I was confused. From the logging, the JAXBContextImpl class object came from the umodified jaxb-runtime version 2.3.1. That class implemented, among others, the JAXBContext interface whose class object came from the modified jaxb-api version 2.3.2. As expected, the generated object was an instanceof this JAXBContext.

However, an instanceof check against JAXBContext directly (JAXBContext.class.isAssignableFrom(object)), not from the generated object’s class hierarchy, failed.

Wait, what? The created JAXBContextImpl both is and is not an instance of the JAXBcontext from the modified JAXB api?
b && !b ?

After thinking on it I came to the conclusion that the only way this could be true is if there were two separate instances of the class-object of the same JAXBContext class file.

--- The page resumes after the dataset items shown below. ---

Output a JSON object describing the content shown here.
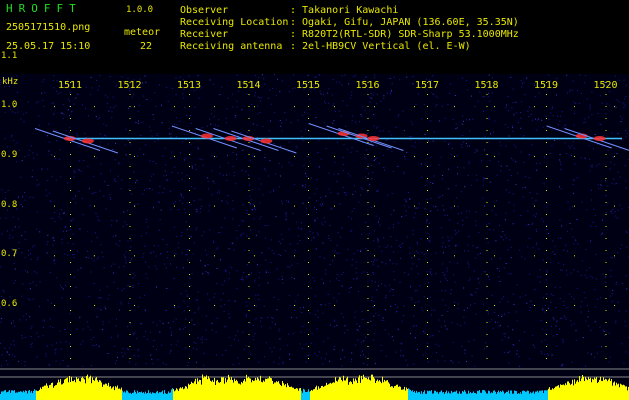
{
  "header": {
    "logo": "HROFFT",
    "version": "1.0.0",
    "filename": "2505171510.png",
    "type_label": "meteor",
    "datetime": "25.05.17 15:10",
    "count": "22",
    "info": [
      {
        "label": "Observer",
        "value": ": Takanori Kawachi"
      },
      {
        "label": "Receiving Location",
        "value": ": Ogaki, Gifu, JAPAN (136.60E, 35.35N)"
      },
      {
        "label": "Receiver",
        "value": ": R820T2(RTL-SDR) SDR-Sharp 53.1000MHz"
      },
      {
        "label": "Receiving antenna",
        "value": ": 2el-HB9CV Vertical (el. E-W)"
      }
    ]
  },
  "axes": {
    "y_unit": "kHz",
    "y_ticks": [
      "1.1",
      "1.0",
      "0.9",
      "0.8",
      "0.7",
      "0.6"
    ],
    "x_ticks": [
      "1511",
      "1512",
      "1513",
      "1514",
      "1515",
      "1516",
      "1517",
      "1518",
      "1519",
      "1520"
    ]
  },
  "colors": {
    "text": "#e8e800",
    "logo": "#22dd22",
    "background": "#000014",
    "noise": "#1a1a9a",
    "signal": "#40c0ff",
    "meteor": "#ff3030",
    "level_base": "#00c8ff",
    "level_peak": "#ffff00"
  },
  "chart_data": {
    "type": "heatmap",
    "x_range_min": [
      1510.8,
      1520.0
    ],
    "y_range_khz": [
      0.58,
      1.17
    ],
    "carrier_khz": 0.935,
    "meteors": [
      {
        "t_min": 1511.0,
        "f_khz": 0.935
      },
      {
        "t_min": 1511.3,
        "f_khz": 0.93
      },
      {
        "t_min": 1513.3,
        "f_khz": 0.94
      },
      {
        "t_min": 1513.7,
        "f_khz": 0.935
      },
      {
        "t_min": 1514.0,
        "f_khz": 0.935
      },
      {
        "t_min": 1514.3,
        "f_khz": 0.93
      },
      {
        "t_min": 1515.6,
        "f_khz": 0.945
      },
      {
        "t_min": 1515.9,
        "f_khz": 0.94
      },
      {
        "t_min": 1516.1,
        "f_khz": 0.935
      },
      {
        "t_min": 1519.6,
        "f_khz": 0.94
      },
      {
        "t_min": 1519.9,
        "f_khz": 0.935
      }
    ]
  }
}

Which in turn can only be true if there are two separate classloaders involved.

Armed with this hypotheses I debugged my way through the hibernate metamodel generator. Now that I knew what I was looking for it was easy to find. The way the metamodel generator calls JAXB to try and parse the persistence.xml does in fact involve a potentially separate classloader.

In XmlParserHelper line 122, in the getJaxbRoot-method, it calls the newInstance factory method of JAXBContext without a classloader parameter. This means that eventually the ContextFinder will use the context-classloader to load the JAXB context. and this turns out to not be the same classloader as what loaded the JAXBContext-class for the current thread.

The context classloader is typically further up the chain of classloaders. Since the currently loaded JAXBContext class was loaded by a classloader further down the chain, it was not available to the context classloader. When the context classloader then tried to load the JAXBContextImpl class, it also had to load the JAXBContext class and that’s how we ended up with two instances of the same class object.

This is similar to what goes wrong in https://github.com/eclipse-ee4j/jaxb-api/issues/99, though there the end result is the inability to find the jaxb implementation, where in this case we do find the implementation but there is a classloading mismatch where we have two separate versions of the same class.

If we change line 122 in the XmlParserHelper to pass the current classloader along this will fix the problem, though since that exact method is not available as part of the API, we have to pass the package containing the ObjectFactory class, instead of the actual ObjectFactory class object, so it is slightly less pretty.